But, if we log in as Jane:
It is obvious that our policy works since Jane doesn’t have an Administrator job position.
Applying Policies on the Web API Project
To apply policies on the Web API’s side, we have to configure it in the same way we did in the client app:
services.AddAuthorization(opt =>
{
opt.AddPolicy(
Policy.CountryAndJobPosition,
Policy.CountryAndJobPositionPolicy());
});
services.AddAuthentication("Bearer")
.AddJwtBearer("Bearer", opt =>
{
opt.RequireHttpsMetadata = false;
opt.Authority = "https://localhost:5005";
opt.Audience = "companyApi";
});
services.AddControllers();
In .NET 6 or above:
builder.Services.AddAuthorization(opt =>
{
opt.AddPolicy(
Policy.CountryAndJobPosition,
Policy.CountryAndJobPositionPolicy());
});
Then, in the CompaniesController, we are going to remove the role authorization from the Privacy action and apply our new policy:
[HttpGet("Privacy")]
[Authorize(Policy = Policy.CountryAndJobPosition)]
And that’s all it takes.
We can test this again with Mick, and we will see that we have access to the Privacy action.

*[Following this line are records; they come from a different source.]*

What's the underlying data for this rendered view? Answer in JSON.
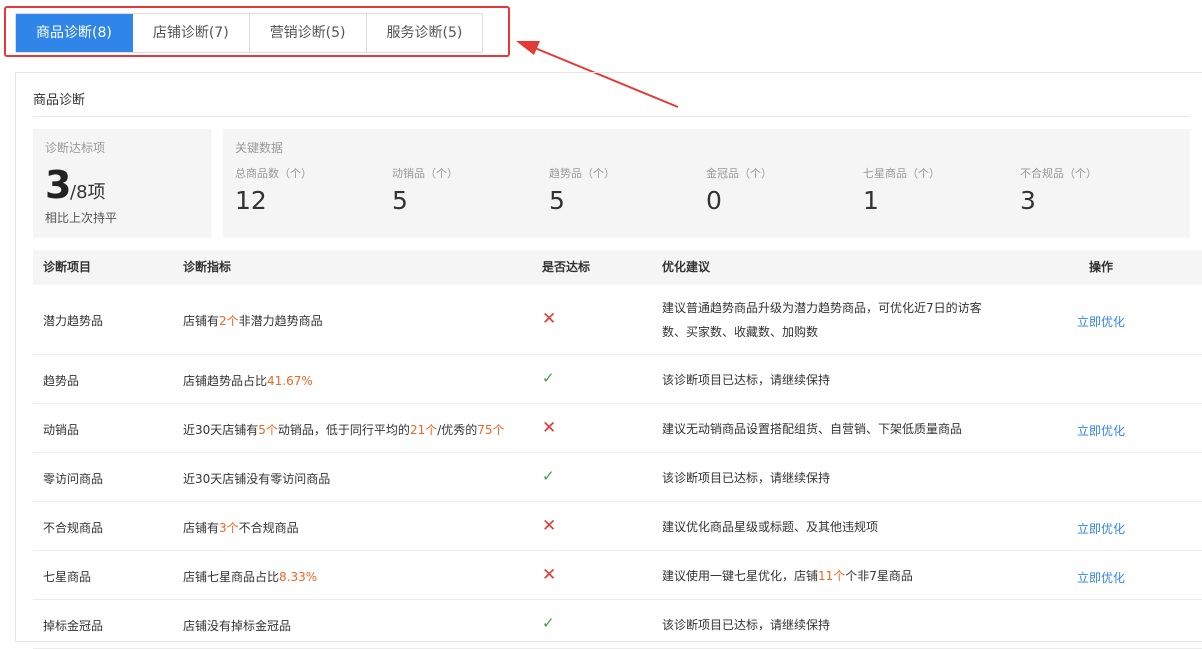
{
  "tabs": [
    {
      "label": "商品诊断(8)",
      "active": true
    },
    {
      "label": "店铺诊断(7)",
      "active": false
    },
    {
      "label": "营销诊断(5)",
      "active": false
    },
    {
      "label": "服务诊断(5)",
      "active": false
    }
  ],
  "annotation_color": "#e53935",
  "panel": {
    "title": "商品诊断",
    "summary": {
      "label": "诊断达标项",
      "value": "3",
      "total": "/8项",
      "compare": "相比上次持平"
    },
    "key_data": {
      "label": "关键数据",
      "metrics": [
        {
          "label": "总商品数（个）",
          "value": "12"
        },
        {
          "label": "动销品（个）",
          "value": "5"
        },
        {
          "label": "趋势品（个）",
          "value": "5"
        },
        {
          "label": "金冠品（个）",
          "value": "0"
        },
        {
          "label": "七星商品（个）",
          "value": "1"
        },
        {
          "label": "不合规品（个）",
          "value": "3"
        }
      ]
    },
    "table": {
      "headers": {
        "item": "诊断项目",
        "metric": "诊断指标",
        "pass": "是否达标",
        "suggestion": "优化建议",
        "action": "操作"
      },
      "rows": [
        {
          "item": "潜力趋势品",
          "metric": [
            {
              "t": "店铺有"
            },
            {
              "t": "2个",
              "h": true
            },
            {
              "t": "非潜力趋势商品"
            }
          ],
          "pass": false,
          "suggestion": [
            [
              {
                "t": "建议普通趋势商品升级为潜力趋势商品，可优化近7日的访客"
              }
            ],
            [
              {
                "t": "数、买家数、收藏数、加购数"
              }
            ]
          ],
          "action": "立即优化"
        },
        {
          "item": "趋势品",
          "metric": [
            {
              "t": "店铺趋势品占比"
            },
            {
              "t": "41.67%",
              "h": true
            }
          ],
          "pass": true,
          "suggestion": [
            [
              {
                "t": "该诊断项目已达标，请继续保持"
              }
            ]
          ],
          "action": ""
        },
        {
          "item": "动销品",
          "metric": [
            {
              "t": "近30天店铺有"
            },
            {
              "t": "5个",
              "h": true
            },
            {
              "t": "动销品，低于同行平均的"
            },
            {
              "t": "21个",
              "h": true
            },
            {
              "t": "/优秀的"
            },
            {
              "t": "75个",
              "h": true
            }
          ],
          "pass": false,
          "suggestion": [
            [
              {
                "t": "建议无动销商品设置搭配组货、自营销、下架低质量商品"
              }
            ]
          ],
          "action": "立即优化"
        },
        {
          "item": "零访问商品",
          "metric": [
            {
              "t": "近30天店铺没有零访问商品"
            }
          ],
          "pass": true,
          "suggestion": [
            [
              {
                "t": "该诊断项目已达标，请继续保持"
              }
            ]
          ],
          "action": ""
        },
        {
          "item": "不合规商品",
          "metric": [
            {
              "t": "店铺有"
            },
            {
              "t": "3个",
              "h": true
            },
            {
              "t": "不合规商品"
            }
          ],
          "pass": false,
          "suggestion": [
            [
              {
                "t": "建议优化商品星级或标题、及其他违规项"
              }
            ]
          ],
          "action": "立即优化"
        },
        {
          "item": "七星商品",
          "metric": [
            {
              "t": "店铺七星商品占比"
            },
            {
              "t": "8.33%",
              "h": true
            }
          ],
          "pass": false,
          "suggestion": [
            [
              {
                "t": "建议使用一键七星优化，店铺"
              },
              {
                "t": "11个",
                "h": true
              },
              {
                "t": "个非7星商品"
              }
            ]
          ],
          "action": "立即优化"
        },
        {
          "item": "掉标金冠品",
          "metric": [
            {
              "t": "店铺没有掉标金冠品"
            }
          ],
          "pass": true,
          "suggestion": [
            [
              {
                "t": "该诊断项目已达标，请继续保持"
              }
            ]
          ],
          "action": ""
        }
      ]
    }
  }
}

But, if we remove the authorization part from the Privacy page on the client application:
@page "/privacy" @using Microsoft.AspNetCore.Authorization @*@attribute [Authorize(Policy = SharedProject.Policy.CountryAndJobPosition)]*@
Log in as Jane, and navigate to the Privacy page, we are going to see an Unauthorized (403) response:
This proves our policy security works like a charm.
Conclusion
In this article, we have learned:
- Differences between Role-based access control and Attribute-based access control
- How to implement Policies to protect our Blazor WebAssembly application
- The way to protect API’s resources with Policies.
So, after all the articles from this series, you should have great knowledge regarding the Blazor WebAssembly authorization with IdentityServer4.
Until the next one.
Best regards.